Event Sourcing Implementation

// @filename: index.js
// Event store using Kafka
class EventStore {
  constructor(kafka) {
    this.producer = kafka.producer()
    this.admin = kafka.admin()
  }

  async saveEvents(aggregateId, events, expectedVersion) {
    const messages = events.map((event, index) => ({
      key: aggregateId,
      value: JSON.stringify({
        aggregateId: aggregateId,
        eventType: event.constructor.name,
        eventData: event,
        eventVersion: expectedVersion + index + 1,
        timestamp: new Date().toISOString(),
      }),
      headers: {
        'aggregate-type': event.aggregateType,
        'event-version': (expectedVersion + index + 1).toString(),
      },
    }))

    await this.producer.send({
      topic: 'event-store',
      messages: messages,
      acks: -1, // Wait for all in-sync replicas
    })
  }

  async loadEvents(aggregateId, fromVersion = 0) {
    const consumer = this.kafka.consumer({
      groupId: `event-store-reader-${Date.now()}`,
    })

    await consumer.connect()
    await consumer.subscribe({
      topic: 'event-store',
      fromBeginning: true,
    })

    const events = []
    let resolvePromise
    const eventsPromise = new Promise((resolve) => (resolvePromise = resolve))

    await consumer.run({
      eachMessage: async ({ message }) => {
        const event = JSON.parse(message.value.toString())

        if (
          event.aggregateId === aggregateId &&
          event.eventVersion > fromVersion
        ) {
          events.push(event)
        }

        // Check if we've reached the end
        if (message.offset === message.highWaterOffset - 1) {
          resolvePromise()
        }
      },
    })

    await eventsPromise
    await consumer.disconnect()

    return events.sort((a, b) => a.eventVersion - b.eventVersion)
  }
}

// Aggregate implementation
class OrderAggregate {
  constructor(id) {
    this.id = id
    this.version = 0
    this.uncommittedEvents = []
    this.status = 'PENDING'
    this.items = []
    this.totalAmount = 0
  }

  static async load(id, eventStore) {
    const aggregate = new OrderAggregate(id)
    const events = await eventStore.loadEvents(id)
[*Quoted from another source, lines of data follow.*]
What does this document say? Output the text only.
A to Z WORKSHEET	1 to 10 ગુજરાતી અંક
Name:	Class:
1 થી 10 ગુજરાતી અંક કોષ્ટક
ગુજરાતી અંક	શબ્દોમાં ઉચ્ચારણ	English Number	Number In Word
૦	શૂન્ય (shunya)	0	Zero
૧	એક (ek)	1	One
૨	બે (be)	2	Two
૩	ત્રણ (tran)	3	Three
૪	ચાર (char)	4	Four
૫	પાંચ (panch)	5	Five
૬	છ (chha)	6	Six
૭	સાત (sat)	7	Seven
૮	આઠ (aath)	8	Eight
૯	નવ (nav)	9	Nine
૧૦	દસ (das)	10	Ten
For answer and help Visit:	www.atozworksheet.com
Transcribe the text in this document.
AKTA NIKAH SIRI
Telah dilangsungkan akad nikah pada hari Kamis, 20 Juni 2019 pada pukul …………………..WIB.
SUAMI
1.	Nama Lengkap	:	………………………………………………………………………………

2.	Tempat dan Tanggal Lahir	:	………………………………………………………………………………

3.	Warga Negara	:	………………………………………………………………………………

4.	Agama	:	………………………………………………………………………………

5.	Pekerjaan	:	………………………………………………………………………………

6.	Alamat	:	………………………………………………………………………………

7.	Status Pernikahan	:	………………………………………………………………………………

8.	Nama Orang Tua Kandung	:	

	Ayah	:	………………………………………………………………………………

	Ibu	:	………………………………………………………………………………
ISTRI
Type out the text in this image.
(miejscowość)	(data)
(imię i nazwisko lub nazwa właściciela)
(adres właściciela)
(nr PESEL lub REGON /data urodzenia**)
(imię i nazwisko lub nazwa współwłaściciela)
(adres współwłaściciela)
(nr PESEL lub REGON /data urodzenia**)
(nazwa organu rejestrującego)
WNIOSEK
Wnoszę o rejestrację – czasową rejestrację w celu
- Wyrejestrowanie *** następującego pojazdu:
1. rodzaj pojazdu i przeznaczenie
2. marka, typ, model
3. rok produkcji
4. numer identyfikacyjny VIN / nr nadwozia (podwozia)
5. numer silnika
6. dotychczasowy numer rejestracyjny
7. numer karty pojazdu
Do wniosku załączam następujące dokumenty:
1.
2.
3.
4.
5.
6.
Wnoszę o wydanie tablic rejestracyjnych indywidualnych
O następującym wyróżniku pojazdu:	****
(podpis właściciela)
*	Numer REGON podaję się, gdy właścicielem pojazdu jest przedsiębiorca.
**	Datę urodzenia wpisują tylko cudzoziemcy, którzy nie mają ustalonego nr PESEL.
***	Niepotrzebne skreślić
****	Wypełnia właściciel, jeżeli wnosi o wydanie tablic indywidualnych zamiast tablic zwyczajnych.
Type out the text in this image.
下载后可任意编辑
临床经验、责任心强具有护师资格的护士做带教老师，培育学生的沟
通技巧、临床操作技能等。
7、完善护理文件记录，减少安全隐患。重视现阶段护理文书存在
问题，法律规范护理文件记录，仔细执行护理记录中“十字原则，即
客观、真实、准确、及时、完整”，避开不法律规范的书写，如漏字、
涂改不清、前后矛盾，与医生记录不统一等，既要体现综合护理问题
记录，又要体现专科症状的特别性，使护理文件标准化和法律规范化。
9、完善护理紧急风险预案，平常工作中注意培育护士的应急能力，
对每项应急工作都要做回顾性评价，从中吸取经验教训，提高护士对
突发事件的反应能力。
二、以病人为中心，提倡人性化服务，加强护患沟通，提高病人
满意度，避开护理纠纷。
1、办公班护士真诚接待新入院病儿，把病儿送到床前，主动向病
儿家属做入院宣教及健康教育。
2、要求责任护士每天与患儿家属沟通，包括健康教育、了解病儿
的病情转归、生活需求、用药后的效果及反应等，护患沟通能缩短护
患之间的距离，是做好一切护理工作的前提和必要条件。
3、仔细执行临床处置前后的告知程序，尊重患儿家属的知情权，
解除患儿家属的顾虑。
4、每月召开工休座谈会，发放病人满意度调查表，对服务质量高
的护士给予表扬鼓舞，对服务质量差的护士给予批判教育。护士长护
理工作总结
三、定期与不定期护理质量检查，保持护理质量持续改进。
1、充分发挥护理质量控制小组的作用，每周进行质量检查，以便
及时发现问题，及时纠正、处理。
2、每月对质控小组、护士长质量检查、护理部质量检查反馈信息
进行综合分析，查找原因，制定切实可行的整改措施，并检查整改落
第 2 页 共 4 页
    for (const event of events) {
      aggregate.applyEvent(event.eventData, false)
      aggregate.version = event.eventVersion
    }

    return aggregate
  }

  createOrder(customerId, items) {
    if (this.status !== 'PENDING') {
      throw new Error('Order already created')
    }

    const event = {
      aggregateType: 'Order',
      customerId: customerId,
      items: items,
      totalAmount: items.reduce(
        (sum, item) => sum + item.price * item.quantity,
        0
      ),
    }

    this.applyEvent(event, true)
  }

  applyEvent(event, isNew = true) {
    switch (event.constructor.name || event.aggregateType) {
      case 'OrderCreated':
        this.status = 'CREATED'
        this.customerId = event.customerId
        this.items = event.items
        this.totalAmount = event.totalAmount
        break
      // Handle other events...
    }

    if (isNew) {
      this.uncommittedEvents.push(event)
    }
  }

  async save(eventStore) {
    if (this.uncommittedEvents.length === 0) return

    await eventStore.saveEvents(this.id, this.uncommittedEvents, this.version)
    this.version += this.uncommittedEvents.length
    this.uncommittedEvents = []
  }
}

Kafka Streams

Kafka Streams provides a powerful library for building streaming applications that process data in real-time.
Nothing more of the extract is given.